Although it is obvious to stay out of the garage in the summer, some people find happiness or success in their garages or workshops. But is toiling in the stifling heat the only way to remain active all summer? Are there any garage projects left for the summer? These clever, useful, and efficient suggestions for cooling a garage will be of assistance.
Garages can be a place of refuge for some folks and for others, a place of business. Staying relaxed and productive in a hot workshop can be impossible, especially when the summer’s scorching heat starts to peak.
Ways to Keep Your Garage Cool Without Air Conditioning
The following tips on how to cool a garage should help keep things light and breezy; surprisingly, they don’t involve AC. Keep reading to learn more about how to cool a garage.
Park Hot Cars Outside
Cars heat up after long or even short drives on hot days. Their engines, tires, body panels, brakes, and other parts get hot, and when the vehicle stops, these parts radiate heat into the air around them. Putting a hot car in a garage on a hot day is a sure way to add a few undesirable degrees.
A better idea is to park it outside until the car cools down. This could take hours in the summer, especially for darker cars that absorb the sun’s rays and turn themselves into solar ovens. Leave the car in the driveway and let it cool until evening.
Open the Door
Aside from rare weather days, summer mornings and evenings are typically cooler than midday. It’s a good idea to take advantage of these cooler temperatures by opening the doors and windows of the garage.
Wake up early and hit the remote to the garage door opener an hour or so before you will be heading into the garage. Any warm air that has remained from the day before will be able to escape, and air as much as 20 or 30 degrees lower than the mid-day high can pour in.
Close the Door
Just as it’s important to open the door during the cooler hours, it also helps to close the garage door during the peak heat of the day. Keeping midday heat at bay will help cool the garage, and closing the windows and doors will help.
Many modern garage doors are insulated, which means they’ll help prevent heat transfer even if the sun is beating on the door. Also, garage door insulation kits will provide an additional barrier. In both cases, closing the large garage bay door will help keep that hot air out and retain the semi-cool air that might still exist inside.
One way to keep a garage cool is to increase the amount of air circulation within the garage. Moving air often feels cooler than stagnant, still air. Moving air about the garage can do the trick.
There are a few different ways to improve ventilation. Box and floor fans do an adequate job and they’re relatively inexpensive. Ceiling fans are a bit more involved and require high rafters, but they can be a big help. It’s also possible to install an attic fan at the peak of a gable end of the garage. These fans have built-in thermostats that users can set to activate the fan whenever the temperature starts to rise. These fans can move a lot of air and help keep things cooler.
Declutter the Space
If air movement is key to maintaining a cool garage in the summer, piles of junk are just going to get in the way and trap it. Shelves full of boxes, sports equipment, car parts, old tools, and racks of clothing in the garage reduce the amount of air that can flow through the garage. In other words: Once it gets hot, it will stay hot for a long time.
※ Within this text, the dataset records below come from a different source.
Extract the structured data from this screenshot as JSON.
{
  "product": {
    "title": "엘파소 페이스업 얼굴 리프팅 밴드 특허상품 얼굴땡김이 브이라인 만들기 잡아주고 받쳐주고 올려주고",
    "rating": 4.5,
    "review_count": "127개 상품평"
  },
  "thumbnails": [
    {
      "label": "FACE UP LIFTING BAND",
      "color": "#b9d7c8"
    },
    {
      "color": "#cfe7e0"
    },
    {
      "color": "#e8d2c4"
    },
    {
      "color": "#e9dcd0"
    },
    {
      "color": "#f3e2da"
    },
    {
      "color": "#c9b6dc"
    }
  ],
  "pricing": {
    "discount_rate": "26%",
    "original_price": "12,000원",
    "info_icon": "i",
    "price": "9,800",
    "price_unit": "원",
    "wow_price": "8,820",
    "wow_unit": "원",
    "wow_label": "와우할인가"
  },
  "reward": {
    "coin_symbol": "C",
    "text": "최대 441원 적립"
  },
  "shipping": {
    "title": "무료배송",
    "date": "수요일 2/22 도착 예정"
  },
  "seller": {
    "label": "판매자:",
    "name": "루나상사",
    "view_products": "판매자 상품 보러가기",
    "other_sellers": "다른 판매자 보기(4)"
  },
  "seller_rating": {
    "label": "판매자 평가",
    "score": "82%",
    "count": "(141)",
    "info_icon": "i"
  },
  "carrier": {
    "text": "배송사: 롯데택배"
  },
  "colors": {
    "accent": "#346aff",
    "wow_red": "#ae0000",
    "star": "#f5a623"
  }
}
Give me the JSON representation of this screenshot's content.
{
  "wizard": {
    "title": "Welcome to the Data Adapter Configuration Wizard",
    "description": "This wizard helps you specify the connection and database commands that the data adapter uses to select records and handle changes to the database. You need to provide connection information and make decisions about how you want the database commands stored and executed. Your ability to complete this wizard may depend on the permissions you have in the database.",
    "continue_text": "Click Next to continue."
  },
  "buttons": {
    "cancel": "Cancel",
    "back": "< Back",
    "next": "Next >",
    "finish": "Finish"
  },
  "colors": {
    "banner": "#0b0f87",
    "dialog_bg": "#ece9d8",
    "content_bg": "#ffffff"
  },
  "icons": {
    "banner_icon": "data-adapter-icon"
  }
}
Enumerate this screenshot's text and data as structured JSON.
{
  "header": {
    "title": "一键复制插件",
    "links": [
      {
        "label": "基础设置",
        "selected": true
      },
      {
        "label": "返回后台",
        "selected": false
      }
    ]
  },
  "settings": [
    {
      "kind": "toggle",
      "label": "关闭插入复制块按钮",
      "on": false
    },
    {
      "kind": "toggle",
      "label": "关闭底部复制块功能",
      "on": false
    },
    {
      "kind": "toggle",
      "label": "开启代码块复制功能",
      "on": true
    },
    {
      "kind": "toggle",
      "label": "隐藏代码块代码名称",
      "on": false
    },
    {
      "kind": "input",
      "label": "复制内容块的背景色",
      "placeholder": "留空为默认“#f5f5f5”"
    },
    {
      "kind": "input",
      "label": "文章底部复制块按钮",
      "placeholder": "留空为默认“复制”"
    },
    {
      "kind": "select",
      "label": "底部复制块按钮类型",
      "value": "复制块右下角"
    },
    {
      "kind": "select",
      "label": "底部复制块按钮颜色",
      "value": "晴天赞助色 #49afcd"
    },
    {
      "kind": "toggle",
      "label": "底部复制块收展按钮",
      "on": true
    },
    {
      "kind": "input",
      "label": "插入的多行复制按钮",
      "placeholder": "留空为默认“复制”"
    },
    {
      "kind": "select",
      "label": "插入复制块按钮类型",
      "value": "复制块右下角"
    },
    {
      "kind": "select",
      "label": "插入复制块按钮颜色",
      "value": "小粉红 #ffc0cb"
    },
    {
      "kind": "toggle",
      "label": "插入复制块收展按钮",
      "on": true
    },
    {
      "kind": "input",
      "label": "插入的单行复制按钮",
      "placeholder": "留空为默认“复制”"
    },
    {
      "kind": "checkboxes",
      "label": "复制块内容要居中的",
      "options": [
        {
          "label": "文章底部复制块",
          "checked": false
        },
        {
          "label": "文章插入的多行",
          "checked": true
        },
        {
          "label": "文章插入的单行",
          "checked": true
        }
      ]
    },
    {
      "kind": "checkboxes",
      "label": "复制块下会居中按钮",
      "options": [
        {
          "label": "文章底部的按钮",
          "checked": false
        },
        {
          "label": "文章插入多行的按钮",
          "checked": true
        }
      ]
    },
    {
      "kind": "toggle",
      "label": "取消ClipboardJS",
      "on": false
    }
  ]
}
You might want to plan a yard sale to get rid of a lot of that old gear, clear up some space, and make a few bucks. If that sounds like too much work, consider donating items to a local shelter, sports club, or the Salvation Army. Getting that old stuff out of there will help the garage feel more open and cool, and it might even be a boon to your productivity.
Plant a Shady Tree
We’ve all felt the relief that comes from taking refuge under a shady tree on a sunny day. It can feel 10 degrees cooler under that leafy canopy. With some strategic planting and the right trees, a garage can experience that relief as well.
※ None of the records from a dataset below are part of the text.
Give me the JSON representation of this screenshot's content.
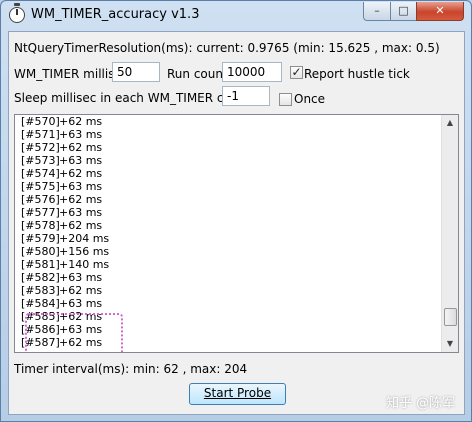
{
  "window": {
    "title": "WM_TIMER_accuracy v1.3"
  },
  "caption_buttons": {
    "minimize": "–",
    "maximize": "□",
    "close": "✕"
  },
  "resolution_line": "NtQueryTimerResolution(ms): current: 0.9765  (min: 15.625 , max: 0.5)",
  "fields": {
    "millisec_label": "WM_TIMER millisec:",
    "millisec_value": "50",
    "run_count_label": "Run count:",
    "run_count_value": "10000",
    "report_label": "Report hustle tick",
    "report_checked": "✓",
    "sleep_label": "Sleep millisec in each WM_TIMER callback:",
    "sleep_value": "-1",
    "once_label": "Once",
    "once_checked": ""
  },
  "log": [
    {
      "id": "[#570]",
      "delta": "+62 ms"
    },
    {
      "id": "[#571]",
      "delta": "+63 ms"
    },
    {
      "id": "[#572]",
      "delta": "+62 ms"
    },
    {
      "id": "[#573]",
      "delta": "+63 ms"
    },
    {
      "id": "[#574]",
      "delta": "+62 ms"
    },
    {
      "id": "[#575]",
      "delta": "+63 ms"
    },
    {
      "id": "[#576]",
      "delta": "+62 ms"
    },
    {
      "id": "[#577]",
      "delta": "+63 ms"
    },
    {
      "id": "[#578]",
      "delta": "+62 ms"
    },
    {
      "id": "[#579]",
      "delta": "+204 ms"
    },
    {
      "id": "[#580]",
      "delta": "+156 ms"
    },
    {
      "id": "[#581]",
      "delta": "+140 ms"
    },
    {
      "id": "[#582]",
      "delta": "+63 ms"
    },
    {
      "id": "[#583]",
      "delta": "+62 ms"
    },
    {
      "id": "[#584]",
      "delta": "+63 ms"
    },
    {
      "id": "[#585]",
      "delta": "+62 ms"
    },
    {
      "id": "[#586]",
      "delta": "+63 ms"
    },
    {
      "id": "[#587]",
      "delta": "+62 ms"
    }
  ],
  "scroll": {
    "up": "▲",
    "down": "▼"
  },
  "summary": "Timer interval(ms): min: 62 , max: 204",
  "start_button": "Start Probe",
  "watermark": "知乎 @陈军"
}
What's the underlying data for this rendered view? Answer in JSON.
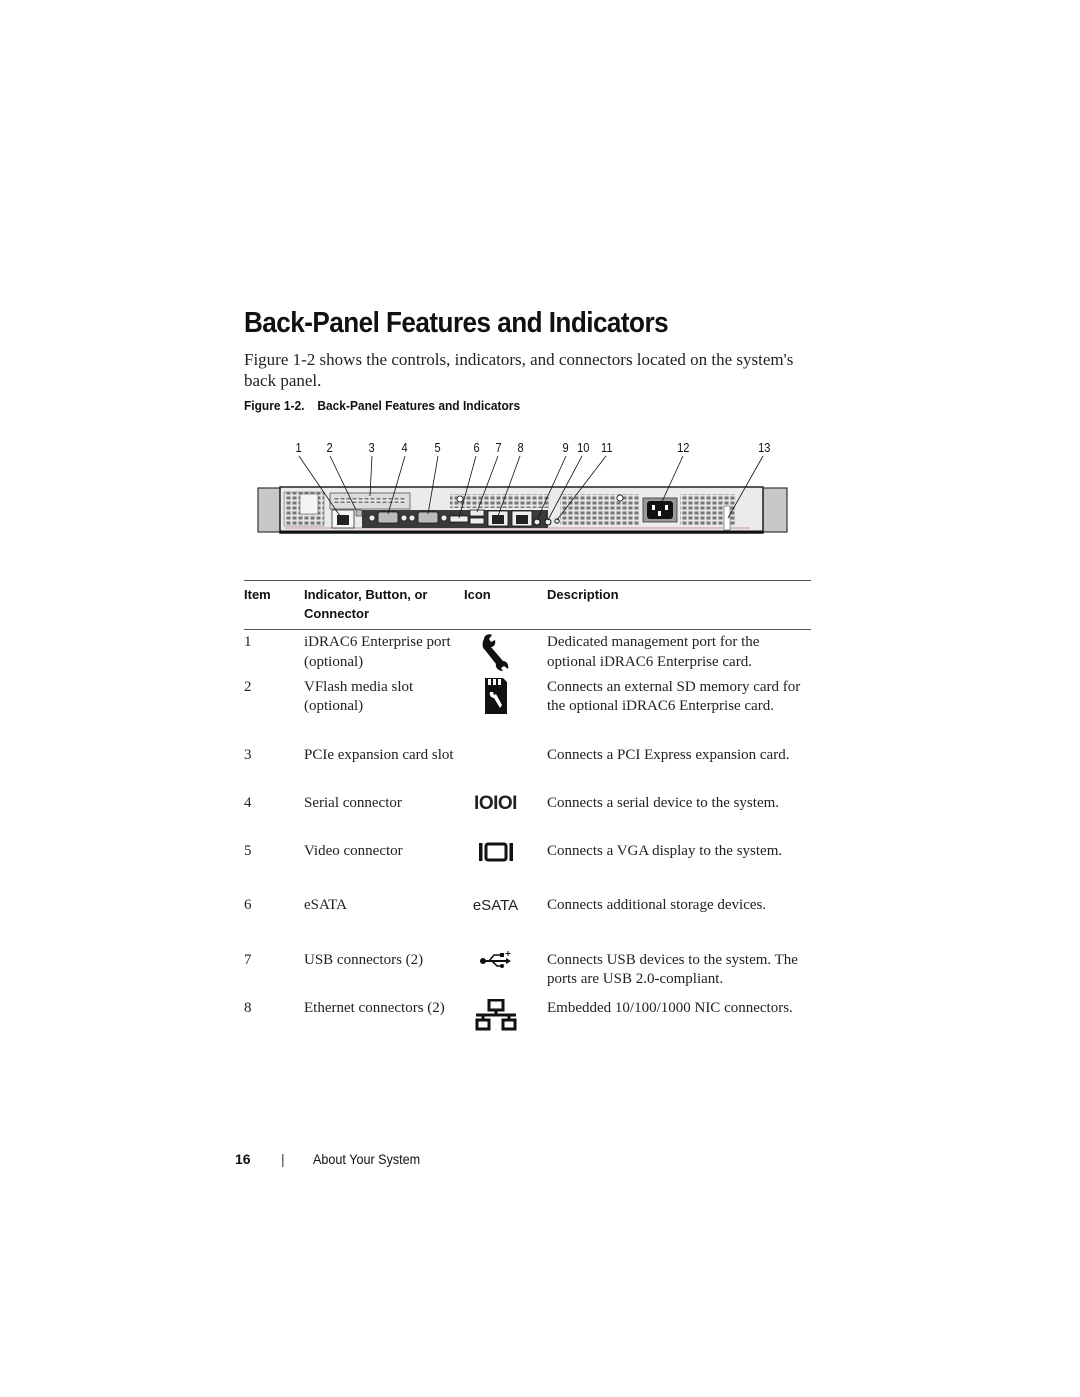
{
  "page": {
    "title": "Back-Panel Features and Indicators",
    "intro": "Figure 1-2 shows the controls, indicators, and connectors located on the system's back panel.",
    "figure": {
      "label": "Figure 1-2.",
      "caption": "Back-Panel Features and Indicators",
      "callouts": [
        "1",
        "2",
        "3",
        "4",
        "5",
        "6",
        "7",
        "8",
        "9",
        "10",
        "11",
        "12",
        "13"
      ]
    },
    "table": {
      "headers": {
        "item": "Item",
        "name": "Indicator, Button, or Connector",
        "icon": "Icon",
        "description": "Description"
      },
      "rows": [
        {
          "item": "1",
          "name": "iDRAC6 Enterprise port (optional)",
          "icon": "wrench-icon",
          "description": "Dedicated management port for the optional iDRAC6 Enterprise card."
        },
        {
          "item": "2",
          "name": "VFlash media slot (optional)",
          "icon": "sd-card-wrench-icon",
          "description": "Connects an external SD memory card for the optional iDRAC6 Enterprise card."
        },
        {
          "item": "3",
          "name": "PCIe expansion card slot",
          "icon": "",
          "description": "Connects a PCI Express expansion card."
        },
        {
          "item": "4",
          "name": "Serial connector",
          "icon": "serial-icon",
          "icon_text": "IOIOI",
          "description": "Connects a serial device to the system."
        },
        {
          "item": "5",
          "name": "Video connector",
          "icon": "video-icon",
          "icon_text": "IOI",
          "description": "Connects a VGA display to the system."
        },
        {
          "item": "6",
          "name": "eSATA",
          "icon": "esata-icon",
          "icon_text": "eSATA",
          "description": "Connects additional storage devices."
        },
        {
          "item": "7",
          "name": "USB connectors (2)",
          "icon": "usb-icon",
          "description": "Connects USB devices to the system. The ports are USB 2.0-compliant."
        },
        {
          "item": "8",
          "name": "Ethernet connectors (2)",
          "icon": "network-icon",
          "description": "Embedded 10/100/1000 NIC connectors."
        }
      ]
    },
    "footer": {
      "page_number": "16",
      "separator": "|",
      "section": "About Your System"
    }
  }
}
Trees like paper birch, tulip poplar, and dawn redwood grow quickly and can provide quite a bit of shade. Focus their planting on the south-facing side of the garage. They’ll create the barrier the garage needs to prevent the intense heat of the sun from reaching the garage and keep things much cooler.
A big part of energy efficiency is using proper insulation to trap conditioned air inside. However, it’s also effective in unair-conditioned spaces like garages, sheds, or workshops. These spaces often have wide-open stud and rafter bays ripe for insulation, and it can make a huge difference in how quickly the garage heats up.
At a minimum, insulating the garage’s roof is a good idea. This will slow the heat transfer from the sun’s rays on the roof’s surface into the space below. Insulating the walls will also help, especially for those who’d like to open their garage doors early in the morning and trap that cool air in as long as possible.
Run a Dehumidifier
Even if the temperatures aren’t extreme, high humidity can make a garage space feel unbearable. Sometimes all it takes is removing that moisture from the air to make the room cooler and more comfortable, and a dehumidifier is just the machine for the job.
Dehumidifiers are basically low-powered air conditioners. They have fans that draw moist air across cooling coils. As the air hits one of these units’ coils, it condenses and collects in a pan or drain. Setting a dehumidifier up in a garage to collect that moisture will help make the environment feel less sticky and far cooler.
Those tips on how to cool a garage should help lessen those hot, sticky temperatures. Remember that even with all of these guidelines, it’s important to stay hydrated and monitor your body temperature, especially when working hard in a hot workshop.